А потом пошли замечания в сторону кошки.
- Таня, а может, не пускать её на кухню, когда мы едим? Негигиенично.
- Таня, она шерсть на диване оставляет. Надо чехол купить.
Я отмахивалась:
- Да ладно, Виктор, жили же как-то до тебя.
Он хмурился, но молчал.
Кульминация наступила в обычную субботу. Мы сидели на кухне, завтракали. Муся, как всегда, устроилась у меня на коленях, тихонько мурлыкала. Я гладила её по мягкой шерстке, и на душе было спокойно.
Виктор вдруг отложил вилку и сказал совершенно обыденным тоном:
- Слушай, а давай её усыпим.
Сначала я не поверила своим ушам.
- Что? Кого?
- Ну, кошку твою. Она же старая уже. Мешается под ногами. Да и, честно говоря, запах от неё в квартире стоит.
В комнате повисла гробовая тишина. Я смотрела на него и не могла вымолвить ни слова. Рука сама собой продолжала гладить Мусю, которая сладко потягивалась, ничего не подозревая. Запаха не было! Я всегда следила за чистотой, регулярно убирала лоток, вычесывала ее.
- Ты это серьезно? - наконец прошептала я. В горле пересохло.
- А что такого? - он искренне не понимал моего потрясения. - Она же уже всё равно долго не проживет. Зачем тебе лишние хлопоты? Мы освободим место. Может, потом собаку нормальную заведем. Преданное животное.
У меня внутри всё перевернулось. Это была не просто жестокость. Это было что-то другое - расчетливое, бездушное. Он говорил о живом существе, которое было со мной больше десяти лет, как о сломанной вещи, которую пора выбросить.
- Виктор, - голос мой дрогнул, - я с ней одиннадцать лет. Это не вещь! Это член моей семьи!
- Ну и что? - он пожал плечами. На его лице не было ни злобы, ни раздражения - лишь спокойная уверенность в своей правоте. - Это всего лишь кошка. Ты привязываешься к животному, как к человеку. Это неправильно. Не по-взрослому.
В тот момент я увидела его настоящего. Холодного, черствого человека, который готов уничтожить все, что ему мешает или не вписывается в его картину мира.
Я медленно встала, прижимая к себе Мусю.
- Убирайся, - тихо сказала я.
- Таня, ты чего? - он нахмурился.
- Я сказала - убирайся из моей квартиры! Немедленно! - закричала я так, что Муся испуганно вцепилась когтями в мой халат.
Он опешил. На его лице появилось недоумение, даже обида.
- Ты с ума сошла? Из-за кошки? Я же просто предложил, посоветовал!
- Ты предложил убить моего друга! - рыдала я уже без стыда. - Вон! Собирай свои вещи и чтоб я тебя больше не видела!

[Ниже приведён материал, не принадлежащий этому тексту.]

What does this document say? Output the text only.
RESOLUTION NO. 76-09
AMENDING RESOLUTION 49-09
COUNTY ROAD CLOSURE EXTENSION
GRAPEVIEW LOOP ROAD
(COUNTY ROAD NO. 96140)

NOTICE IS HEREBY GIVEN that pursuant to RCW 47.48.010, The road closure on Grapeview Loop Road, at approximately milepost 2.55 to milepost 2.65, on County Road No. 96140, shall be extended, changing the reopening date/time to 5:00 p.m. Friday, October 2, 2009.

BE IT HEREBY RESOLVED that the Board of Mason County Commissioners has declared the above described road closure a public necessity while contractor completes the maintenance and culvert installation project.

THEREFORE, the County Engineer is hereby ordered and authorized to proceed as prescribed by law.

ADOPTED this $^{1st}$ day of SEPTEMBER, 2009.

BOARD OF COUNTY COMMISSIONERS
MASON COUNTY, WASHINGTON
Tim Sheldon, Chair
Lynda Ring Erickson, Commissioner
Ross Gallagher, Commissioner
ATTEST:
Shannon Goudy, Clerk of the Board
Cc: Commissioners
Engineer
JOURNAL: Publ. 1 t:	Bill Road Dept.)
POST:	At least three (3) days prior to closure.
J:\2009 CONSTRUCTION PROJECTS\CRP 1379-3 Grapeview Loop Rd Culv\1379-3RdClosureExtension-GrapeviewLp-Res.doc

Он что-то пробормотал про "истеричку" и "ненормальную", но видимо, понял, что дискуссия бессмысленна. Через сорок минут он, хмурый и надувшийся, выкатил свои чемоданы в коридор. Дверь за ним захлопнулась с оглушительным стуком.
Я опустилась на пол в прихожей, прижала к себе перепуганную Мусю и рыдала, как ребенок. Плакала не о нем, не о разрушенных отношениях. Я плакала от ужаса перед той бездной равнодушия, которую увидела в человеке, которому доверилась.
Он позвонил через день. Извинился, сказал, что погорячился, что это была "просто мысль вслух", что я неправильно всё поняла. Но для меня одной этой фразы хватило с лихвой.
Никакие оправдания не могли стереть того леденящего душу спокойствия, с которым он произнес: "Давай её усыпим".
Прошел почти год. Муся, слава богу, здорова, по-прежнему греет мне бока по ночам. А я теперь точно знаю: есть вещи, которые не прощаются. И лучше быть одной с верным сердцем, пусть и на четырех лапах, чем с человеком, в груди у которого - камень.
И еще я поняла, что в пятьдесят два года жизнь только начинается. И самое главное - не бояться выставлять за дверь тех, кто этой жизни не стоит.